Brescia, 17 luglio 2010 - «Scusi forse è meglio se non incontra il suo assistito, ha la scabbia». Se l’è sentito dire l’avvocato mentre, con un collega, attendeva in carcere il detenuto che sta assistendo in una vicenda di tentato omicidio. Il carcere è quello di Canton Mombello e a quanto pare il detenuto in questione non è l’unico ad avere questo problema. «Ci è stato spiegato — racconta l’avvocato Paolo Sandrini, ieri in carcere con il collega Stefano Forzani — che hanno contratto la scabbia alcuni detenuti, pare almeno 6, e che sarebbero nella stessa cella. L’auspicio è che siano stati messi insieme dopo l’accertamento della patologia. Noi dovevamo farci consegnare dei documenti dal nostro assistito. Sono stati gli agenti di polizia penitenziaria a consegnarci le carte. Li hanno prelevati con dei guanti e ce li hanno dati».

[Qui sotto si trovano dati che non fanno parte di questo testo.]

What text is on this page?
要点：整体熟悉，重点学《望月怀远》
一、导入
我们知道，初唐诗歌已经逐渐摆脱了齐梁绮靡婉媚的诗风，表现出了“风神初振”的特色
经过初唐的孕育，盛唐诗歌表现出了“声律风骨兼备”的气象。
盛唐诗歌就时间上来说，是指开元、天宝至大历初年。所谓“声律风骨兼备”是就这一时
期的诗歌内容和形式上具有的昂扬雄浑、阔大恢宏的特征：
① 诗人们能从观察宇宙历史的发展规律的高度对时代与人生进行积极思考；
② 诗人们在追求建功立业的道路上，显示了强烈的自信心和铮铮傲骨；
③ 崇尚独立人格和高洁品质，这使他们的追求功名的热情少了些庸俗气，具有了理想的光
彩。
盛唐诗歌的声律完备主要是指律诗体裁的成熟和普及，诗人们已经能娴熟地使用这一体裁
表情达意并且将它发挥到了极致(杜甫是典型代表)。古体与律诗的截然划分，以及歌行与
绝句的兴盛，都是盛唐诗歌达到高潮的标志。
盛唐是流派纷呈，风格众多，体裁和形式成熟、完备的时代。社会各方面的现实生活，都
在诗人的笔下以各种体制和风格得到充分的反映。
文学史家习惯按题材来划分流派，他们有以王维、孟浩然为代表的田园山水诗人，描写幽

Ora per il legale la questione rappresenta il presupposto per una possibile iniziativa legale. «Dobbiamo necessariamente — conclude Sandrini — prendere in considerazione la richiesta di una scarcerazione. Questo sempre che non venga debellata la malattia». Il legale ha anche detto d’aver contattato i familiari del detenuto, un immigrato albanese. A nessuno di loro risultano ricordi di sintomi come quelli della scabbia, da parte del loro congiunto. Una nuova grana quindi per uno degli istituti di reclusione italiani troppo spesso alla ribalta delle cronache. Canton Mombello coincide con il concetto di sovraffollamento e di carenza d’organico. La necessità di un nuovo istituto di pena a Brescia, con condizioni di vita che si allontanino dalle attuali per i detenuti, e di lavoro per la polizia penitenziaria, è al centro del dibattito politico.

Nella seduta del consiglio comunale tenutasi a Palazzo Loggia nei giorni scorsi, la situazione del carcere è stata portata all’attenzione dell’amministrazione dalle minoranze di centrosinistra. Casi d’emergenze sanitarie non si ricordano a Canton Mombello. Il problema è che la scabbia è piuttosto contagiosa e che quindi la profilassi va attuata con una certa cura. Anche perché, da un punto di vista delle garanzie del detenuto, non è agevole studiare una linea difensiva senza poter parlare con il proprio assistito.